For instance, we can obtain a modest increase in efficiency by exploiting Dijkstra's algorithm if we delay some of the work the parser has to do for some category q, until the robustness component actually has a need for that category q. Since Dijkstra's algorithm will not visit every q, the amount of work is reduced. We exploited this in our implementation as follows. The parser works in two phases. In the first phase (recognition) no semantic constraints are taken into account (in order to pack all ambiguities). In the second phase semantic constraints are applied. This second phase can then be delayed for some category q until Dijkstra's algorithm uses an edge based on q.
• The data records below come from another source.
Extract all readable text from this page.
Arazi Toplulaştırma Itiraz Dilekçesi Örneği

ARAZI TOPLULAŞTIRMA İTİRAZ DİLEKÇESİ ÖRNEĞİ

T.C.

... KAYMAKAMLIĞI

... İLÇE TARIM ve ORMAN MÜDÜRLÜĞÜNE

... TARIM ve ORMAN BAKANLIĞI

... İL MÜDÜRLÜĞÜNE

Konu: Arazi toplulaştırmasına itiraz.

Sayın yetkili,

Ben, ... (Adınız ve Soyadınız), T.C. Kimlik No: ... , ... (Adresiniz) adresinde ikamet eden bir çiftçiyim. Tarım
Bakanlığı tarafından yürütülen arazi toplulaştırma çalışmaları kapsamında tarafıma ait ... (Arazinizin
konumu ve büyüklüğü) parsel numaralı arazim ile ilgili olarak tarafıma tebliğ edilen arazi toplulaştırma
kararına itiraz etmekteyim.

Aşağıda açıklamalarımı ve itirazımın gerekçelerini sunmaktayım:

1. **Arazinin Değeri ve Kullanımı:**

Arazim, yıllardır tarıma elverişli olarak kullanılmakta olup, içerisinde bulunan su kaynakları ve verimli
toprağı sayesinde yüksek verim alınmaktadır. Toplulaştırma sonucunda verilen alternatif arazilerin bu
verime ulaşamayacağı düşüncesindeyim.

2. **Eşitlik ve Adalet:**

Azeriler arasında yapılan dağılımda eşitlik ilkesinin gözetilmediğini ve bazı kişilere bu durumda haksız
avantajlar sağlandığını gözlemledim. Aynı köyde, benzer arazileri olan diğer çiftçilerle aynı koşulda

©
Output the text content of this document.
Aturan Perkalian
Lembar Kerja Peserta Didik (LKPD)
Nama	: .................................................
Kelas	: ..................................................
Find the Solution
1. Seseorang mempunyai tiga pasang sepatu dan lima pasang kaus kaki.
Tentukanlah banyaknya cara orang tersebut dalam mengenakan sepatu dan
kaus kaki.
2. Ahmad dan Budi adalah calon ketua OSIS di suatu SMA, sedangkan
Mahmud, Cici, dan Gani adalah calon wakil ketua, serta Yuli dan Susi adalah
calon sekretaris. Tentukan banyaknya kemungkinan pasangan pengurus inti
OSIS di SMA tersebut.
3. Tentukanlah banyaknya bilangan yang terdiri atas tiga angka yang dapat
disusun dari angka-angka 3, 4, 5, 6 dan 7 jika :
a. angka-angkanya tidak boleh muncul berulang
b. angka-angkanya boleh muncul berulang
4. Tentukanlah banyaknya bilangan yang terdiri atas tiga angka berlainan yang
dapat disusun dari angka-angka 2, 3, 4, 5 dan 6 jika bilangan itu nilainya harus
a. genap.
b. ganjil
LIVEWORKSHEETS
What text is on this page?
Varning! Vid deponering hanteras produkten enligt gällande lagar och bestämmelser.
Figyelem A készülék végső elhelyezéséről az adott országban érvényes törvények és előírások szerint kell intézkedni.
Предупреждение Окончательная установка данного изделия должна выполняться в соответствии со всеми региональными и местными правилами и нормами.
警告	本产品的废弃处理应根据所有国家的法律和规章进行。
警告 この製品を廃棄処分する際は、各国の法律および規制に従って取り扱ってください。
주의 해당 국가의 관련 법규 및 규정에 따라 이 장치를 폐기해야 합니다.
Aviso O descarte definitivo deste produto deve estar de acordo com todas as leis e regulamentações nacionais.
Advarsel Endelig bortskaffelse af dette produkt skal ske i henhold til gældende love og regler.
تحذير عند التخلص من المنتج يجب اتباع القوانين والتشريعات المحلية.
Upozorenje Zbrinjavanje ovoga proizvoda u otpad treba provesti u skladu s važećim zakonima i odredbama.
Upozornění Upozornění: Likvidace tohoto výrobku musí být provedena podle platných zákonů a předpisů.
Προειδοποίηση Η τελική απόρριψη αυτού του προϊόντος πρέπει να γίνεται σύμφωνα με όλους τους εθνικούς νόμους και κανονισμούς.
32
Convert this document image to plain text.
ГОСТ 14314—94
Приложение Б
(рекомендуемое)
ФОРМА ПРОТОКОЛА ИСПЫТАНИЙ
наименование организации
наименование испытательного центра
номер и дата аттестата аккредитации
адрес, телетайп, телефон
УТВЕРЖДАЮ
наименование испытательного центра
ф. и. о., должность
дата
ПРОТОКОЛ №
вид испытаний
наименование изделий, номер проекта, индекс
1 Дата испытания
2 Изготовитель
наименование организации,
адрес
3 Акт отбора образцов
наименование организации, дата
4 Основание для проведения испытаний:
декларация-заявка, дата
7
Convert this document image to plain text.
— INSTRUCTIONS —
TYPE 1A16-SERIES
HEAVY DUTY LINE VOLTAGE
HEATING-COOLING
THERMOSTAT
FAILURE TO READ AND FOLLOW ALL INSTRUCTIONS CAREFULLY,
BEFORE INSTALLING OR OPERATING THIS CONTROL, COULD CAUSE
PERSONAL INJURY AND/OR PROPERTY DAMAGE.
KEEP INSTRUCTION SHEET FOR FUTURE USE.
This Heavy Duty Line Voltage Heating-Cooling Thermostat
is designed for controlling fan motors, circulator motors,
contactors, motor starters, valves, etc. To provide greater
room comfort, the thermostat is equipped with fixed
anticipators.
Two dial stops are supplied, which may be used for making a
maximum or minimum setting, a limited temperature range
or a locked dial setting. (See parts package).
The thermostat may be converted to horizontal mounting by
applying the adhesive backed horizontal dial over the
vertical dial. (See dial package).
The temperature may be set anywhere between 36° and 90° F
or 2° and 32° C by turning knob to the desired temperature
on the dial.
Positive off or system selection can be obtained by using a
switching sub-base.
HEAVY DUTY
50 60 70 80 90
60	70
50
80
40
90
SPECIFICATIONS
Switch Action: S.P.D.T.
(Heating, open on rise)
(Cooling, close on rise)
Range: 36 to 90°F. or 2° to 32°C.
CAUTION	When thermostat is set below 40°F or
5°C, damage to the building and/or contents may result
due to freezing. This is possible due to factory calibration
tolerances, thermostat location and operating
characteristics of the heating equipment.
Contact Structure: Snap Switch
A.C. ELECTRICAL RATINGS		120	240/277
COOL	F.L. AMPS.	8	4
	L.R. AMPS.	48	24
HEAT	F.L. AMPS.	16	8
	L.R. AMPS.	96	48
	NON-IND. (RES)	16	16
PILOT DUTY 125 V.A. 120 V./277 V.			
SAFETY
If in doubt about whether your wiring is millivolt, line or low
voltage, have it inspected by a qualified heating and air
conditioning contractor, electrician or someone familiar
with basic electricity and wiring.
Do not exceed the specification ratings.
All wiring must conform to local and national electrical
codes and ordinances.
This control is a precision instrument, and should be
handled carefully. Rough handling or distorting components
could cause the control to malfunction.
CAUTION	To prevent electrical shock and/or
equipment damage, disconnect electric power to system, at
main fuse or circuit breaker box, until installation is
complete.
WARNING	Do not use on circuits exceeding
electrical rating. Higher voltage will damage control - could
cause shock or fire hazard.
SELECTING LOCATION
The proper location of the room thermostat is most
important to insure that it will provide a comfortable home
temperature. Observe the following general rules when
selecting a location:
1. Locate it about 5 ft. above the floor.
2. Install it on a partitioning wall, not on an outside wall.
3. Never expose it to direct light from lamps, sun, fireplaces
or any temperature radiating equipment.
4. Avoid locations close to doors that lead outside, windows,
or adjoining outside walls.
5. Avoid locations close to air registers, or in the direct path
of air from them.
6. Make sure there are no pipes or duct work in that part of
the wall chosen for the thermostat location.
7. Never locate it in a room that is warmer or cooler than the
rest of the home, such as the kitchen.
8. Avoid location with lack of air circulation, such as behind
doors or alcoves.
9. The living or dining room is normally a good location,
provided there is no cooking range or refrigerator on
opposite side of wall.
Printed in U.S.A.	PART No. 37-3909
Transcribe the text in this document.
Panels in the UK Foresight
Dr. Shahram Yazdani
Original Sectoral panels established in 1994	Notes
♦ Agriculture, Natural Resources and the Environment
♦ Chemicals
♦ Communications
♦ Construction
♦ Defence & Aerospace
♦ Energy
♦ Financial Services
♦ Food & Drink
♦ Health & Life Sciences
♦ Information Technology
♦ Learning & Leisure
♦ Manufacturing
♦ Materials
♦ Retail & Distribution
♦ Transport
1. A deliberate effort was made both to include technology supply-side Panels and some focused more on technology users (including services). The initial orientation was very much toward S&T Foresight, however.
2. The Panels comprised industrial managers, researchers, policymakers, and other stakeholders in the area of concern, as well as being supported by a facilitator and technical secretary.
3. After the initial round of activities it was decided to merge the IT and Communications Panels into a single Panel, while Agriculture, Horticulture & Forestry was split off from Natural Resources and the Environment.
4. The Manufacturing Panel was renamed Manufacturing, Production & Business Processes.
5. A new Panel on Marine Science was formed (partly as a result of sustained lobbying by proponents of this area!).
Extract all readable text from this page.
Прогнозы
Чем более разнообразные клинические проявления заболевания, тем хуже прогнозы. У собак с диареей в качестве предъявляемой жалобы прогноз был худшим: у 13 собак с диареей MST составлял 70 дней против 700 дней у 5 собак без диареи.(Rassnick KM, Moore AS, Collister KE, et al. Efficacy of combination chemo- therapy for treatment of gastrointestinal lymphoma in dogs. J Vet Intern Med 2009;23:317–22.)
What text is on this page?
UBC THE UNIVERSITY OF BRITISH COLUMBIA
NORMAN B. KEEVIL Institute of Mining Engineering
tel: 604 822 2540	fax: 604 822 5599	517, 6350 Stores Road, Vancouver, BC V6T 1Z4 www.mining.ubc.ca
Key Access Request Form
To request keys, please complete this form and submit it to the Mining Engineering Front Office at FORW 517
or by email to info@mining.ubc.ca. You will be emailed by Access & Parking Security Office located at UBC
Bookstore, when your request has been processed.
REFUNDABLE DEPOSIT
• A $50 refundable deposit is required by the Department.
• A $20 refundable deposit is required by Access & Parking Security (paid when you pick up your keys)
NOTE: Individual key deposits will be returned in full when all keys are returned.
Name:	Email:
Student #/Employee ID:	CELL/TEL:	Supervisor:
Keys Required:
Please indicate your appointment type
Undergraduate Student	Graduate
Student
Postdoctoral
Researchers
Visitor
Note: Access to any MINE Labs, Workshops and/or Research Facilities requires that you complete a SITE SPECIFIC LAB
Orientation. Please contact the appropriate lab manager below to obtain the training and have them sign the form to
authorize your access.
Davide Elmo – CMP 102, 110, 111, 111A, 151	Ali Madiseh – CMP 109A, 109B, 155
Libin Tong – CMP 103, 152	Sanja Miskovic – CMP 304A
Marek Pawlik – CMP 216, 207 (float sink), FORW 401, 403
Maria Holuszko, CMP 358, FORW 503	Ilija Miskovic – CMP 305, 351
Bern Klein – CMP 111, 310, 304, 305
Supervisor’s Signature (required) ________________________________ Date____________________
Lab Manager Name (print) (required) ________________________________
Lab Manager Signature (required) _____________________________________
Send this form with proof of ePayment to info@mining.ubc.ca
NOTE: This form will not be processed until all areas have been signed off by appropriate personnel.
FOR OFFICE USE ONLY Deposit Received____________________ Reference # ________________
For a number of categories, therefore, this second phase can be skipped completely.
However, we had three reasons for preferring the DAG-SHORTEST-PATH algorithm given above. Firstly, this algorithm is simpler than Dijkstra's algorithm. Secondly, negative weights do show up in a number of circumstances. And thirdly, the expected efficiency gain was not observed in practice.
An example where negative weights may show up is the following. Suppose we define a method which takes into account Ngram scores but nothing else, i.e. all other sources of information such as acoustic scores are ignored. It turns out that a straightforward implementation of such a method is non-optimal since it will favour paths in the word-graph consisting of a small number of long words over paths (of the same duration) consisting of a larger number of smaller words, only because more scores have to be added. A simple and effective way to eliminate this effect, is to subtract a constant from each score. However, this subtraction may yield negative numbers.